British Army general (1893–1964)

Brigadier Alan MacDougall Ritchie, (25 June 1893 – 30 April 1964) was an officer in the British Army during the First and the Second World Wars.

==Military career==
Ritchie was educated at Highgate School and attended the Royal Military College, Sandhurst, from where he graduated in September 1912.

During the First World War he was a captain in the Argyll and Sutherland Highlanders, was mentioned in despatches and awarded the Greek Order of the Redeemer.

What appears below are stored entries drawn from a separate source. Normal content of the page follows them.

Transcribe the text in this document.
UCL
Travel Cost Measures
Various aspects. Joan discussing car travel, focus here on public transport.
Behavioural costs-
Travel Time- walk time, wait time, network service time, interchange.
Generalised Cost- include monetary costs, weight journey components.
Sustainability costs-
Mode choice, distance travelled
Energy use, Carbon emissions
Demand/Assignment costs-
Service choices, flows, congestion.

Ritchie was appointed commanding officer of the 1st Battalion, Royal Scots from 1918 to 1919 and of the 1st Battalion, Argyll and Sutherland Highlanders in 1937. He was awarded a Distinguished Service Order for service in Palestine in 1939, and became commander of the 26th (East Africa) Infantry Brigade and the 21st (East Africa) Infantry Brigade in the King's African Rifles during the East African Campaign. As commander of the 21st (East Africa) Brigade (11th African Division), Ritchie was detached to 1st South African Division from 27 February until 6 April and, thereafter, to the 12th African Division.

His younger brother, Neil, also served in the Army and rose to command Eighth Army in the North African Campaign.

==Later life==
Ritchie was Assistant Commissioner in Chief of the St John Ambulance Brigade from 1950 to 1957 and was appointed an Officer of the Order of the British Empire in the 1958 Birthday Honours.